Administrative Controls comprise policies, procedures, and guidelines for information security, providing a framework for security management.
Physical Controls consist of security cameras, locks, and alarms to protect physical assets and prevent unauthorized access.

Risk Assessment involves identifying, analyzing, and prioritizing potential risks to information assets, enabling proactive mitigation strategies.
Risk Mitigation implements controls to reduce or eliminate risks, minimizing the likelihood of security incidents.
Risk Avoidance involves avoiding risk by not engaging in certain activities or investing in risk-reducing measures, eliminating potential threats.
Risk Transfer involves transferring risk to another party, such as through insurance, shifting the burden of risk management.

ISO 27001 is an international standard for information security management systems, providing a framework for managing information security risks.
NIST Cybersecurity Framework offers a structured approach to managing and reducing cybersecurity risk, providing guidelines for risk assessment and mitigation.
COBIT is a framework for information technology management and governance, providing best practices for IT governance and management.

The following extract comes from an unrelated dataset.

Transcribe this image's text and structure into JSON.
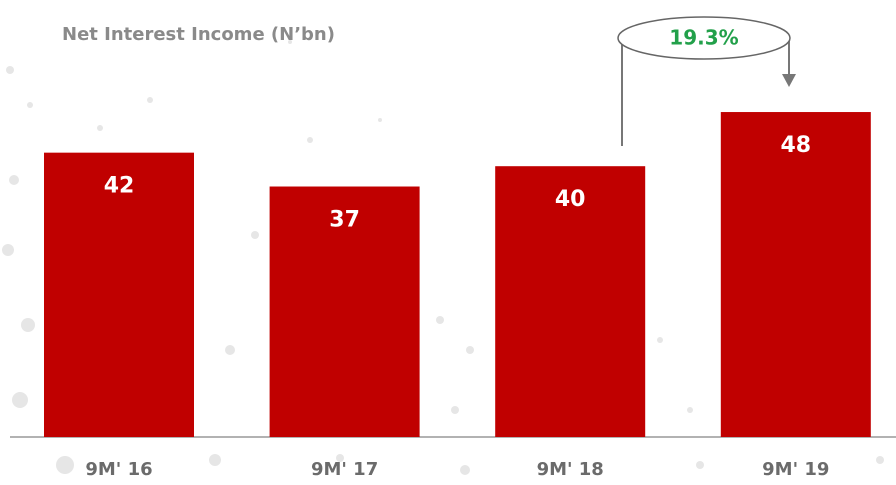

Incident Detection involves identifying potential security incidents, often through monitoring and alert systems.
Incident Containment isolates affected systems or data to prevent further damage, minimizing the spread of the incident.
Incident Eradication removes the root cause of the incident, eliminating the vulnerability or threat.
Incident Recovery restores systems or data to a known good state, ensuring business continuity and minimizing downtime.
Incident Post-Incident Activities involve documenting lessons learned and implementing improvements to prevent similar incidents in the future.